Na última volta, passei da placa dos 50 m, pronto para passar reto na curva. Dei uma pancada no freio, ele freou e entrou lento na curva. Ainda estava bem abaixo do limite, mas foi minha volta mais rápida. Virei 1m17s, 7s ainda atrás do Davide. Isso em 18 voltas. Se ficasse mais um dia inteiro lá, ia chegar a uns dois, três segundos dele…
ONTEM E HOJE
No fim, o carro me impressionou por ser muito rápido, ter muito freio e muita estabilidade. O carro de F-1 hoje é muito fácil e muito rápido para guiar, mas acho que a grande dificuldade de um piloto hoje em dia está nos últimos oito décimos, no último meio segundo. É muito difícil tirar esse tempo, o cara tem que ir no limite dele, da pista e do carro. Eu usei mais ou menos 80% do que o carro oferecia.
Depois de chegar no limite do carro, teria ainda que encontrar os limites da pista. Não passei nas zebras em nenhum momento, por exemplo. Isso também é muito diferente da minha época. Hoje o F-1 têm três molas e amortecedores – nas laterais e no meio do carro. Assim, a roda que pega a zebra sobe sem mexer muito o chassi. E usando as zebras você “alarga” as curvas.
A grande diferença foi o que o carro freia dentro de curva, o que tem de aderência aerodinâmica e a disponibilidade de acertos e ajustes no volante. Acho que é a grande dificuldade de um piloto hoje numa corrida é utilizar tudo isso que está disponível no carro.
A IMPORTÂNCIA DO PILOTO
Apesar de toda essa eletrônica, ainda acho, diferentemente de muitos, que quem ganha ou perde a corrida ainda é o piloto. Apesar de ser um máquina fantástica, o cara tem que saber controlar tudo isso, usar direito. É muito fácil um piloto inexperiente virar um tempo rápido hoje, muito mais do que na minha época. Nos anos 1970 a gente lutava muito com o carro, brigava com o carro o tempo todo. Hoje ele é muito mais adaptado a cada parte da pista.
Na minha época a diferença da melhor curva do carro para a pior era muito grande. Hoje essa diferença se reduziu muito. O carro se adapta muito melhor à pista, é muito mais equilibrado. E por isso a pilotagem é muito mais precisa, muito mais limpa. Na minha época havia mais surpresas e imprevistos, havia mais adrenalina. Você brigava mais com o volante, tomava um susto quando o carro ficava de lado em uma curva rápida. Hoje em dia o carro assusta menos. A evolução da F-1 foi fantástica.
Se você pegar um dos cinco melhores piloto de hoje e levá-los para os anos 1970, os caras iam andar rápido. E vice-versa. Ia ser um desafio interessante. As dificuldades são diferentes, mas ainda é preciso muito talento. Dar uma volta rápida com um carro da minha época era mais difícil, lógico. Você arriscava mais, tinha que improvisar mais. Hoje o carro é muito equilibrado. Queria ficar guiando uma semana esse carro. Não queria parar nunca mais.

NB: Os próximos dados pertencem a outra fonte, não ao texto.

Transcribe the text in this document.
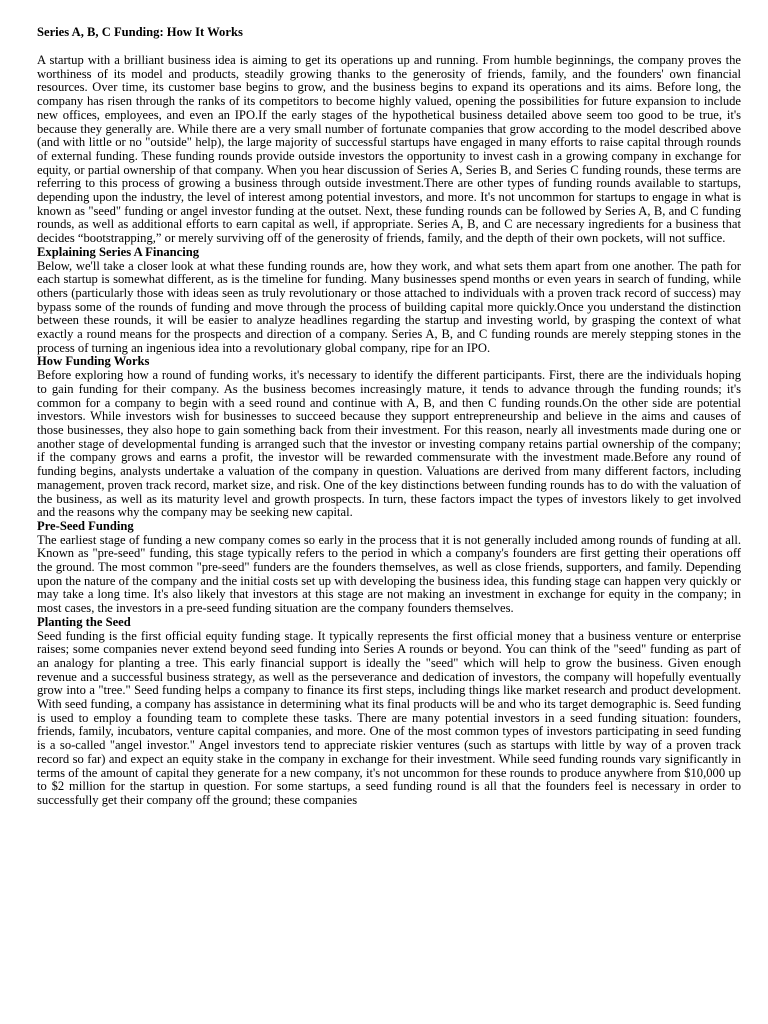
Series A, B, C Funding: How It Works

A startup with a brilliant business idea is aiming to get its operations up and running. From humble beginnings, the company proves the worthiness of its model and products, steadily growing thanks to the generosity of friends, family, and the founders' own financial resources. Over time, its customer base begins to grow, and the business begins to expand its operations and its aims. Before long, the company has risen through the ranks of its competitors to become highly valued, opening the possibilities for future expansion to include new offices, employees, and even an IPO.If the early stages of the hypothetical business detailed above seem too good to be true, it's because they generally are. While there are a very small number of fortunate companies that grow according to the model described above (and with little or no "outside" help), the large majority of successful startups have engaged in many efforts to raise capital through rounds of external funding. These funding rounds provide outside investors the opportunity to invest cash in a growing company in exchange for equity, or partial ownership of that company. When you hear discussion of Series A, Series B, and Series C funding rounds, these terms are referring to this process of growing a business through outside investment.There are other types of funding rounds available to startups, depending upon the industry, the level of interest among potential investors, and more. It's not uncommon for startups to engage in what is known as "seed" funding or angel investor funding at the outset. Next, these funding rounds can be followed by Series A, B, and C funding rounds, as well as additional efforts to earn capital as well, if appropriate. Series A, B, and C are necessary ingredients for a business that decides “bootstrapping,” or merely surviving off of the generosity of friends, family, and the depth of their own pockets, will not suffice.

Explaining Series A Financing

Below, we'll take a closer look at what these funding rounds are, how they work, and what sets them apart from one another. The path for each startup is somewhat different, as is the timeline for funding. Many businesses spend months or even years in search of funding, while others (particularly those with ideas seen as truly revolutionary or those attached to individuals with a proven track record of success) may bypass some of the rounds of funding and move through the process of building capital more quickly.Once you understand the distinction between these rounds, it will be easier to analyze headlines regarding the startup and investing world, by grasping the context of what exactly a round means for the prospects and direction of a company. Series A, B, and C funding rounds are merely stepping stones in the process of turning an ingenious idea into a revolutionary global company, ripe for an IPO.

How Funding Works

Before exploring how a round of funding works, it's necessary to identify the different participants. First, there are the individuals hoping to gain funding for their company. As the business becomes increasingly mature, it tends to advance through the funding rounds; it's common for a company to begin with a seed round and continue with A, B, and then C funding rounds.On the other side are potential investors. While investors wish for businesses to succeed because they support entrepreneurship and believe in the aims and causes of those businesses, they also hope to gain something back from their investment. For this reason, nearly all investments made during one or another stage of developmental funding is arranged such that the investor or investing company retains partial ownership of the company; if the company grows and earns a profit, the investor will be rewarded commensurate with the investment made.Before any round of funding begins, analysts undertake a valuation of the company in question. Valuations are derived from many different factors, including management, proven track record, market size, and risk. One of the key distinctions between funding rounds has to do with the valuation of the business, as well as its maturity level and growth prospects. In turn, these factors impact the types of investors likely to get involved and the reasons why the company may be seeking new capital.

Pre-Seed Funding

The earliest stage of funding a new company comes so early in the process that it is not generally included among rounds of funding at all. Known as "pre-seed" funding, this stage typically refers to the period in which a company's founders are first getting their operations off the ground. The most common "pre-seed" funders are the founders themselves, as well as close friends, supporters, and family. Depending upon the nature of the company and the initial costs set up with developing the business idea, this funding stage can happen very quickly or may take a long time. It's also likely that investors at this stage are not making an investment in exchange for equity in the company; in most cases, the investors in a pre-seed funding situation are the company founders themselves.

Planting the Seed

Seed funding is the first official equity funding stage. It typically represents the first official money that a business venture or enterprise raises; some companies never extend beyond seed funding into Series A rounds or beyond. You can think of the "seed" funding as part of an analogy for planting a tree. This early financial support is ideally the "seed" which will help to grow the business. Given enough revenue and a successful business strategy, as well as the perseverance and dedication of investors, the company will hopefully eventually grow into a "tree." Seed funding helps a company to finance its first steps, including things like market research and product development. With seed funding, a company has assistance in determining what its final products will be and who its target demographic is. Seed funding is used to employ a founding team to complete these tasks. There are many potential investors in a seed funding situation: founders, friends, family, incubators, venture capital companies, and more. One of the most common types of investors participating in seed funding is a so-called "angel investor." Angel investors tend to appreciate riskier ventures (such as startups with little by way of a proven track record so far) and expect an equity stake in the company in exchange for their investment. While seed funding rounds vary significantly in terms of the amount of capital they generate for a new company, it's not uncommon for these rounds to produce anywhere from $10,000 up to $2 million for the startup in question. For some startups, a seed funding round is all that the founders feel is necessary in order to successfully get their company off the ground; these companies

Hoje o piloto fica mais focado no equilíbrio e na pilotagem dele do que nas informações do carro, que é passada pela telemetria. Na minha época eu vinha elaborando, na volta de desaceleração, o que falar para o engenheiro. Agora ele já tem todas as informações em tempo real pelos computadores.
ALEGRIA
Minha conclusão é que o avanço da tecnologia foi fantástico. Se pudesse escolher entre correr com os F-1 da minha época e os de agora, sou muito mais os de agora.
Foi muita emoção, e muita memória que veio à tona. O cheiro, a pista de Paul Ricard… foi uma experiência fantástica. Quero ir para um Grande Prêmio na semana que vem! Foi espetacular, um enorme presente.